A fully iterative adaptive energy-based approach for monotone elliptic problems
Raphael Leu, Thomas P. Wihler
Abstract
We present a fully iterative adaptive algorithm for the numerical minimization of strongly convex energy functionals in Hilbert spaces. The proposed approach, which we first present in abstract form, generates a hierarchical sequence of adaptively refined finite-dimensional approximation spaces and employs a (nonlinear) conjugate gradient (CG) method to compute suitable approximations on each space.

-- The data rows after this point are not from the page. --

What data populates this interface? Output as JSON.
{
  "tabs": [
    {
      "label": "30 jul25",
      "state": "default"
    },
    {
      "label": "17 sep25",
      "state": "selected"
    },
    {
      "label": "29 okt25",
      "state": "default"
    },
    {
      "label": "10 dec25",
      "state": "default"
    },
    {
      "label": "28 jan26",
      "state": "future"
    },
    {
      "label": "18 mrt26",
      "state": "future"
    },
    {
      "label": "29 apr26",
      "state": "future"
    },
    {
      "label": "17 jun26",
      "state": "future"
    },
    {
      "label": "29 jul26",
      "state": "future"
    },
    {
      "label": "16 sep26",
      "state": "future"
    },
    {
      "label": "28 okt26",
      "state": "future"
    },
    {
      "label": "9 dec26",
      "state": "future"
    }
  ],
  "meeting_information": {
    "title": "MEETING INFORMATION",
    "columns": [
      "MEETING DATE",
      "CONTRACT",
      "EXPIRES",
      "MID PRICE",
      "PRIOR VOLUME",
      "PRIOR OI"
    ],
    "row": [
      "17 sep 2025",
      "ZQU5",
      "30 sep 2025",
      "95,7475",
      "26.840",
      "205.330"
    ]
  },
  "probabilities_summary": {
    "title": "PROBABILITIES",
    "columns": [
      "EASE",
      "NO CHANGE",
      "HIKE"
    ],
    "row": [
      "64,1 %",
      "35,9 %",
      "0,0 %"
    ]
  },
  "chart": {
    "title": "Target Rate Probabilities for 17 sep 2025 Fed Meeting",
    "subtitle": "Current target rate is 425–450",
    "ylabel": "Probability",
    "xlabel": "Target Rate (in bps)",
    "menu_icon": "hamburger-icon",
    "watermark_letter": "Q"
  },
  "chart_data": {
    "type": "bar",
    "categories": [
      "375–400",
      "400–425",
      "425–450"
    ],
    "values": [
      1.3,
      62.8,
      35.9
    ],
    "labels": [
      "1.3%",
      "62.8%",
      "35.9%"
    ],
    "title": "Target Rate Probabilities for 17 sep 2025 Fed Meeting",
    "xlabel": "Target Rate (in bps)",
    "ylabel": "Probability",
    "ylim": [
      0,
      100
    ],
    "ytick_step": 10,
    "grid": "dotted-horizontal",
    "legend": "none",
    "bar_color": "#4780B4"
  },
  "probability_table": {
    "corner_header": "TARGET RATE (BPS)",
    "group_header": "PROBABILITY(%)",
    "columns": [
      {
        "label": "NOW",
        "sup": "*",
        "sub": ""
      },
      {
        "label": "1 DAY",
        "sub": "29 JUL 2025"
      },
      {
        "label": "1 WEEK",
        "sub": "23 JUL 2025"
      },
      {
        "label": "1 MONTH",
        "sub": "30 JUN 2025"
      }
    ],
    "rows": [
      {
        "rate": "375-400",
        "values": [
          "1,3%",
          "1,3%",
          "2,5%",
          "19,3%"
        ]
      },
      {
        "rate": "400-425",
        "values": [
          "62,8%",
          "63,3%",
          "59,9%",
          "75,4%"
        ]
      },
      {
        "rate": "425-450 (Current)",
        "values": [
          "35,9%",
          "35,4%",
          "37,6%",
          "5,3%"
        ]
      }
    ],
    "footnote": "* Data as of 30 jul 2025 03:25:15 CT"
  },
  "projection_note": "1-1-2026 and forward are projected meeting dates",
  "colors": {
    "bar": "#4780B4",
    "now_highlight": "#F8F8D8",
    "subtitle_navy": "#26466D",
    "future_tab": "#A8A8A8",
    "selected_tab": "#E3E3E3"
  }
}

A core novelty of our approach is that all components of the algorithm are consistently driven by energy reduction principles rather than by classical a posteriori estimators. In particular, adaptive refinement is steered by local energy reduction indicators which aim to construct subsequent approximation spaces in a way that attains the largest potential decrease in energy. Likewise, the stopping criteria for the iterative solver are based on either relative or averaged energy reductions on each subspace. As a concrete realization, we present a concise implementation for $\mathbb{P}_1$ finite element discretizations of second-order semilinear elliptic diffusion-reaction models, where the local indicators driving the element refinements are computed based on edge-wise energy reductions. Numerical experiments demonstrate that the resulting scheme achieves optimal convergence for various benchmark problems in two-dimensional polygonal domains.